QUOTE(One @ Tue 17th March 2009, 4:43pm)
Any alternative would basically just swallow up the exclusionary rule (among other rules of evidence). Wanna do unconstitutional searches? Fine, but make sure the discoveries are "leaked" online so that jurors will find them anyway. Hearsay, character attacks, anti-insurance company screeds? Post them all online!
Sure. And post the rebuttals online, too. It starts to get almost like politics, doesn't it? And if it's good enough to select our lawmakers and our laws, why isn't it good enough to decide individual cases?
The worst thing about this, is that suspect you really don't believe it. If you have a so-called "judicial trial" (bench trial) in a criminal case (one held in a state where a judge can decide the case, at request of the defense), or an appeals trial in front of a panel of judges, or for that matter at a military tribunal, or a judicial trial in all those countries that don't even
use juries, you don't have seclusion for THEM. Nothing prohibits them doing further research. Indeed, if you're a supreme court justice at state or federal level, you can hardly avoid it (and with a lot of clerks to help you). The problem here is not that you don't trust the deciders to do this on their own-- what it is, is a sort of elitism where you don't trust anybody who
isn't a judge to do it, on their own.
Bah
A judge, at best, is just a lawyer dressed up in a black robe. At worst, not even that. Some are stupid. But I see no reason why jurors should be subject to any more sequestration than the judges who handle the same sorts of cases when jurors are not involved.

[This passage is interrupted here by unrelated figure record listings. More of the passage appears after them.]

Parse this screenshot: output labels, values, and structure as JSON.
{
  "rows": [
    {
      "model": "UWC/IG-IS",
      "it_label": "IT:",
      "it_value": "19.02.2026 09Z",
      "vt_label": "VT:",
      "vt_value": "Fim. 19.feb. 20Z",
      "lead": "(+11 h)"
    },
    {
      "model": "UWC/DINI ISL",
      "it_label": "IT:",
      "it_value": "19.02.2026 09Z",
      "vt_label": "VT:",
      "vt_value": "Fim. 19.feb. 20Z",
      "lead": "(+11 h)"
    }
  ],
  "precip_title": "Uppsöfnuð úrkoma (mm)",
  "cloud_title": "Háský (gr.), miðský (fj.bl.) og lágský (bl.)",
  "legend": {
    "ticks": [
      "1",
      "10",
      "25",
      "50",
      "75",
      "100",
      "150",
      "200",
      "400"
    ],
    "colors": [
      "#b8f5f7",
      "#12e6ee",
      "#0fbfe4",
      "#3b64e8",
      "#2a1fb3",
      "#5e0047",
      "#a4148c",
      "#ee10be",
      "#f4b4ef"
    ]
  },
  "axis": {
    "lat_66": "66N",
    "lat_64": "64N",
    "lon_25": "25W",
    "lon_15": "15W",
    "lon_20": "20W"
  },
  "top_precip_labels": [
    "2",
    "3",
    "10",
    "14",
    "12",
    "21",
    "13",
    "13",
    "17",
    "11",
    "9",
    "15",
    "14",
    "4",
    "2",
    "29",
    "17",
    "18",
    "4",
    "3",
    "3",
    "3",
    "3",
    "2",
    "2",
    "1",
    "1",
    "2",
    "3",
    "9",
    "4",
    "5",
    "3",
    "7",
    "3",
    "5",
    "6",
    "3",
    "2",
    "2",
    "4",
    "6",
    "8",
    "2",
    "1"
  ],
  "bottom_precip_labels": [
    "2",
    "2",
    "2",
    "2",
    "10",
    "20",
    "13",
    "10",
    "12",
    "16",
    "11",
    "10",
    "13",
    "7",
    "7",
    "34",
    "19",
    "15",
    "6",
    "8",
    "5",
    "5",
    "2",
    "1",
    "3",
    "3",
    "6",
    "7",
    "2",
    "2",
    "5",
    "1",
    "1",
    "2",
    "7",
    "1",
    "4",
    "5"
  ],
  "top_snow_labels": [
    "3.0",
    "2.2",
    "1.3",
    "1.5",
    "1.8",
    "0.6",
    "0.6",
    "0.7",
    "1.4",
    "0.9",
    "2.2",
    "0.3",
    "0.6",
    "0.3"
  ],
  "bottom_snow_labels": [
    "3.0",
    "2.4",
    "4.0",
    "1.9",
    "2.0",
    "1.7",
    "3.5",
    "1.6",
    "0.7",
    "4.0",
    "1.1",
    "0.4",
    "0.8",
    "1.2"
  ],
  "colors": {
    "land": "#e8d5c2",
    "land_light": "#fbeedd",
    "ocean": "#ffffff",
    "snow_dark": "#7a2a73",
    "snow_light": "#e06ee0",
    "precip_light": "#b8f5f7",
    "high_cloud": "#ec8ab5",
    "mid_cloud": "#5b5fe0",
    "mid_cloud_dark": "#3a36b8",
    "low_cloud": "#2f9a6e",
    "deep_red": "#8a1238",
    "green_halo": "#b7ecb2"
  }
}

Did you ever see the film version of
Twelve Angry Men? The pivotal moment is where they request the switchblade used in the crime, and it has a handle with a fancy design, and somebody sticks it into the jury table and opines that it's not likely there are many like it. Then....THUNK! Henry Fonda sticks a nearly identical knife into the table beside it, which he informs all that he's bought with no difficulty, just that day. That's the beginning of the turnaround. Of course, it's all utterly mis-trial making stuff if a juror does it, but not if an appeals judge does. So what gives? Elitism is what gives.
As for the exlusionary rule, which "punishes" law enforcement by excluding illegally obtained evidence (even if it bears on the truth) from the jury, it's a red herring. The problem is illegally obtained evidence. If you want to punish law enforcement for doing it, fine them with huge fines which they are personally responsible for, as you suggested be done for juries which do things you don't like.
What, you say!
We can't do that! That would be punishing people for things they did wrong, in good faith!
Hehehehehe. Since when has this ever bothered civil litigation people? Certainly not when it comes to other professions!